A particle moves along a line so that its position at any time, t>1 , is given by the function s(t)=2t2−4t+1(t−1)2 , where s is measured in meters and t is measured in seconds. Find the velocity, v(t) , at any given time, t.
To find velocity, we need to take the derivative of the position function, s(t), with respect to time, t.
s(t) = 2t^2 - 4t + 1 / (t - 1)^2
Taking the derivative:
s'(t) = d/dt (2t^2 - 4t + 1 / (t - 1)^2)
= (4t - 4) / (t - 1)^2 + (2t^2 - 4t + 1) * -2 / (t - 1)^3 [Using the quotient rule to differentiate (t - 1)^2]
= (4t - 4) / (t - 1)^2 - 2(2t^2 - 4t + 1) / (t - 1)^3
Simplifying:
s'(t) = (4t - 4 - 4t^2 + 8t - 2) / (t - 1)^3
= (-4t^2 + 12t - 5) / (t - 1)^3
Therefore, the velocity function is v(t) = (-4t^2 + 12t - 5) / (t - 1)^3.
To find the velocity, we need to calculate the derivative of the position function with respect to time (t). So, let's differentiate the position function s(t) with respect to t.
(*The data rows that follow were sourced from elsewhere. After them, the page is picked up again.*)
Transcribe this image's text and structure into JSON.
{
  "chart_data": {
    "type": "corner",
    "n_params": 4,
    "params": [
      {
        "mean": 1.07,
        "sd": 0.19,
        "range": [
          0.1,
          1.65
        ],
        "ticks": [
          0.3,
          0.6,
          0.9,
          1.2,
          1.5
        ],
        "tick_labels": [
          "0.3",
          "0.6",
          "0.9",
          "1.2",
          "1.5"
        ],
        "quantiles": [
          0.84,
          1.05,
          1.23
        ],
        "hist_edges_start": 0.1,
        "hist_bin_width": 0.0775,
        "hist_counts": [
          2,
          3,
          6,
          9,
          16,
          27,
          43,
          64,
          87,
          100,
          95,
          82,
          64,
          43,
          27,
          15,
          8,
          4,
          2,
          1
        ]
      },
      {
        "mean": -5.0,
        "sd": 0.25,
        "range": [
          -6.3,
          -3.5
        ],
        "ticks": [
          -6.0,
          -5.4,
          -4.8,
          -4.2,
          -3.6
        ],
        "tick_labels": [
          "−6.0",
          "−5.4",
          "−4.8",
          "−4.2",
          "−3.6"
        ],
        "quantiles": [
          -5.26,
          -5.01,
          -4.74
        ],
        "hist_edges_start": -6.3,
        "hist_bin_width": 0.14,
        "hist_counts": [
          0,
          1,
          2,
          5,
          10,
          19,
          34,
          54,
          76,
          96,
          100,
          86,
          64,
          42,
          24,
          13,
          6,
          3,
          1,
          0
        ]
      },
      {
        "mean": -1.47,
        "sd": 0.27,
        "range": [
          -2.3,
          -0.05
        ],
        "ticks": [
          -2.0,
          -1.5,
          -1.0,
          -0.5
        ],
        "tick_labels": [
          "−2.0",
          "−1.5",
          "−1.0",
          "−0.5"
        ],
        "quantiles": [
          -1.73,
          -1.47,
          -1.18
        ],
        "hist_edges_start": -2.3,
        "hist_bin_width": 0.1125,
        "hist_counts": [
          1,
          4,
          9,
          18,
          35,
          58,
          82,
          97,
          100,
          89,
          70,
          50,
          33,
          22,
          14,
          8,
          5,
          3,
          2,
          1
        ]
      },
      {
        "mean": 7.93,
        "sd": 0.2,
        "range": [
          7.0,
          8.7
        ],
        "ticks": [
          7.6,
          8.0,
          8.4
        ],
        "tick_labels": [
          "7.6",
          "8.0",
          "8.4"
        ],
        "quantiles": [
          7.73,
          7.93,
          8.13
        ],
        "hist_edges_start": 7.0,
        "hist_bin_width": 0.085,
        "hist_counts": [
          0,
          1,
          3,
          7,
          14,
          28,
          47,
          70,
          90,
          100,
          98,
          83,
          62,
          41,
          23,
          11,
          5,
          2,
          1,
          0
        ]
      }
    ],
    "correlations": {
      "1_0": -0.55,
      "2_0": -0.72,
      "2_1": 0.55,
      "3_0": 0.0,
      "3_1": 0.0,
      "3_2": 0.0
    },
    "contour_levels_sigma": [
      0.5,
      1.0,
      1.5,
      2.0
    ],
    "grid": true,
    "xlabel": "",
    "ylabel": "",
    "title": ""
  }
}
The given position function is: s(t) = 2t^2 - 4t + 1(t - 1)^2
Let's expand and simplify the function first:
s(t) = 2t^2 - 4t + (t^2 - 2t + 1)
= 2t^2 - 4t + t^2 - 2t + 1
= 3t^2 - 6t + 1
Now, let's find the derivative of s(t) with respect to t:
v(t) = d/dt (s(t))
= d/dt (3t^2 - 6t + 1)
Differentiating each term separately, we get:
v(t) = 6t - 6
Therefore, the velocity function at any given time t is v(t) = 6t - 6 meters per second.
To find the velocity, v(t), at any given time, t, we need to find the derivative of the position function, s(t).
Given that s(t) = 2t^2 - 4t + 1(t - 1)^2, we can simplify it before taking the derivative.
First, let's expand (t - 1)^2:
(t - 1)^2 = (t - 1)(t - 1) = t^2 - 2t + 1
Now, replace (t - 1)^2 in the original equation:
s(t) = 2t^2 - 4t + 1(t - 1)^2
= 2t^2 - 4t + 1(t^2 - 2t + 1)
= 2t^2 - 4t + t^2 - 2t + 1
= 3t^2 - 6t + 1
Now, we can take the derivative of s(t) with respect to t:
v(t) = d(s(t))/dt = d(3t^2 - 6t + 1)/dt
To differentiate, we use the power rule: d(x^n)/dx = n*x^(n-1).
Applying the power rule, we get:
v(t) = 2 * 3t^(2-1) - 6 * 1t^(1-1) + 0
= 6t - 6
So, the velocity function, v(t), is given by v(t) = 6t - 6 meters per second.